“Having commissioners with a local understanding can be more effective” than “imposing” nationally-commissioned NHS services on local populations,” Professor Jonathan Benger told C+D after his session at a Westminster Health Forum on integrating urgent and emergency care last week (November 16).
Certain NHS services – such as those tackling “minor illnesses” or “common conditions” – may “not necessarily suit…some pharmacy communities,” he said.
“What pharmacists can and are able to do may be different in one part of the country to another part,” he added.
Professor Benger was responding to a question from C+D, on whether a national scheme to direct patients with certain ailments to pharmacies would work across England.
While there should be a “national direction for travel”, NHS England's schemes should be “flexible” and “tailored” to local population needs, which can be “very different in London than in a rural community”, he suggested.
Professor Benger's comments come less than a month after pharmacy minister Steve Brine said "things have moved on", when asked how the government and NHS England plan to "buck the trend" of local minor ailments schemes being decommissioned by clinical commissioning groups.
However, Professor Benger also stressed that pharmacists have an important role to play as part of the urgent care system, “in terms of supporting patients with minor ailments”.
Challenged by long-term conditions
“Much of the urgent and emergency care system is challenged by long-term conditions,” Professor Benger added.
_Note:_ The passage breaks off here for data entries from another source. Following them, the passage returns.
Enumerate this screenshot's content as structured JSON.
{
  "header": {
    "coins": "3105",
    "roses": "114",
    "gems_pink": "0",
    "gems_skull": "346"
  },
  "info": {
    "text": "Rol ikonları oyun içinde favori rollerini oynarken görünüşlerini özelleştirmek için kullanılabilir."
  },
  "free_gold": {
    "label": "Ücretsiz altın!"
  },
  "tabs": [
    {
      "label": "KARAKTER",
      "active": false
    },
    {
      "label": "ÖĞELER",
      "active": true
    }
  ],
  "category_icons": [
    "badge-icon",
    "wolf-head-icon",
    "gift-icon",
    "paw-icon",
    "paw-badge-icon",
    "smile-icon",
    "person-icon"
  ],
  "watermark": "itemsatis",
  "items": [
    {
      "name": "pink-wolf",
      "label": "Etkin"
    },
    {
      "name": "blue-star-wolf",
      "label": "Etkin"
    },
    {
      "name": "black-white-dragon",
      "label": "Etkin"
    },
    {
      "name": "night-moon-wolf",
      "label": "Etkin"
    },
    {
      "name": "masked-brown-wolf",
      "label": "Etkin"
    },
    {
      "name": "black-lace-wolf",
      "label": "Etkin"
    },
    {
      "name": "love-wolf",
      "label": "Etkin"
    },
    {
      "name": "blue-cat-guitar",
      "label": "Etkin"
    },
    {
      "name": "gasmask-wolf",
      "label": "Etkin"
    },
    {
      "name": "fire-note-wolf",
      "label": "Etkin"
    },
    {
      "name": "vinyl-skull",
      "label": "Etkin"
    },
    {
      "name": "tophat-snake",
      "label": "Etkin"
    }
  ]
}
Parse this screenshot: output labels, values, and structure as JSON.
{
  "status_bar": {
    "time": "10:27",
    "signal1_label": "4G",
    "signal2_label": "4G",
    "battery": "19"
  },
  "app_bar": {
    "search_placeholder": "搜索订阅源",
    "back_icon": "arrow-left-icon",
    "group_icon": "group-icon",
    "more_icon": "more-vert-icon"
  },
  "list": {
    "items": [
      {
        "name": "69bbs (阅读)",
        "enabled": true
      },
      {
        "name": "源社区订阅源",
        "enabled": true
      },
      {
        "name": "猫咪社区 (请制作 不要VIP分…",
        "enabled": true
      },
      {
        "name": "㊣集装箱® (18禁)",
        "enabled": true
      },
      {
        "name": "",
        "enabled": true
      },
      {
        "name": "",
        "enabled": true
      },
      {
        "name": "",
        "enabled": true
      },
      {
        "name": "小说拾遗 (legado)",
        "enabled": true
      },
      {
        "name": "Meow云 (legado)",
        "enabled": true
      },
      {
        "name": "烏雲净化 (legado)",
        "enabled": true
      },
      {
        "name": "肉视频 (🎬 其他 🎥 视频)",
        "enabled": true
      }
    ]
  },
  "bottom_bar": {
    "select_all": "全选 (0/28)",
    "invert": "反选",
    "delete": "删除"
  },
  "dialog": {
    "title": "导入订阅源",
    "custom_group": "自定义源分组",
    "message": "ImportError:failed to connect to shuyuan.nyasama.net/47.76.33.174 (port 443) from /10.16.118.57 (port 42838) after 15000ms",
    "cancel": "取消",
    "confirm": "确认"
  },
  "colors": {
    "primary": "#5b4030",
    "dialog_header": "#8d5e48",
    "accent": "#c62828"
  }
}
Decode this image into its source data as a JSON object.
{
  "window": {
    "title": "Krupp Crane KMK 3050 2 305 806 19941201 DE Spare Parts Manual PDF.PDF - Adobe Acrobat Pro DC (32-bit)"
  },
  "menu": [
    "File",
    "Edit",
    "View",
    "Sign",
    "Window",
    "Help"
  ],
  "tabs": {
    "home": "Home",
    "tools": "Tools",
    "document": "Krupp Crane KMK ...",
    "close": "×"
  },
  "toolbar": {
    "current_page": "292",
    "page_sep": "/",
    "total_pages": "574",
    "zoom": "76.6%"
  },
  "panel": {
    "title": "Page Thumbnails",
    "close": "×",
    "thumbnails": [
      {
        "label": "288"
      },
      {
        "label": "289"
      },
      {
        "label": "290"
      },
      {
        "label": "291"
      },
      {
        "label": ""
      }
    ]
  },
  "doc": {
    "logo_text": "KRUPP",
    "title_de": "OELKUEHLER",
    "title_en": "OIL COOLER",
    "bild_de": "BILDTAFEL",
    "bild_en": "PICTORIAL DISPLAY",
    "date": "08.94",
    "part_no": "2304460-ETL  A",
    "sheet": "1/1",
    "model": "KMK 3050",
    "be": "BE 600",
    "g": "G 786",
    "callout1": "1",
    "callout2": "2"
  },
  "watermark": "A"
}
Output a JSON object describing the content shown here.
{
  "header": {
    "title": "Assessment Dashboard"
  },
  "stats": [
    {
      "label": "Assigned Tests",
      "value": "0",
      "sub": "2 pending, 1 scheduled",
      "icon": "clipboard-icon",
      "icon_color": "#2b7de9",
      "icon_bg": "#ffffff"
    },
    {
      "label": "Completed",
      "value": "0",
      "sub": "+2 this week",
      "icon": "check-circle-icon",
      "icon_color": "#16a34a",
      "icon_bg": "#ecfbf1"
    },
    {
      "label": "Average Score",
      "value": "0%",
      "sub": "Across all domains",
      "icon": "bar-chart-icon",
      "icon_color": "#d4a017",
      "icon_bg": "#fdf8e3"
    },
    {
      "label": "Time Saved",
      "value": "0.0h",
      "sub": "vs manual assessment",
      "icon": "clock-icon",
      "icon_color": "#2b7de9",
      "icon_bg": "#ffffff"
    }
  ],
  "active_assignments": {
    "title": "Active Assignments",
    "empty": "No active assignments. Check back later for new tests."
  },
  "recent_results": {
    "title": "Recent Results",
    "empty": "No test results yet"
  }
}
If patients feel “a little bit unwell over the winter period”, they could “follow advice from a pharmacist” and “prevent [health] deterioration”.
However, “by the time a patient visits a pharmacy” it is often “too late” and they have to be referred to a GP, he said.
NHS 111 pharmacy programme advisor and Yorkshire Ambulance Service NHS trust pharmacist Usha Kaushal also told C+D at the event that pharmacists can be “very cost effective in NHS 111”.
Ms Kaushal explained that pharmacists are “ideally trained” to handle calls such as “toxic ingestions”.
“The types of calls we answer are specifically pharmacy calls, such as emergency contraception and repeat prescriptions,” she added.
Urgent supply pilot extended
In October 2016, the Department of Health launched the Pharmacy Urgent Care pilot programme to allow patients who call NHS 111 for urgent repeat medication to be directed straight to a community pharmacy, instead of an out-of-hours GP surgery.
The pilot – scheduled to be rolled out in stages across England until March 2018 – will now be extended by six months “to allow a proper evaluation of the service to be completed”, the Pharmaceutical Services Negotiating Committee confirmed last week (November 19).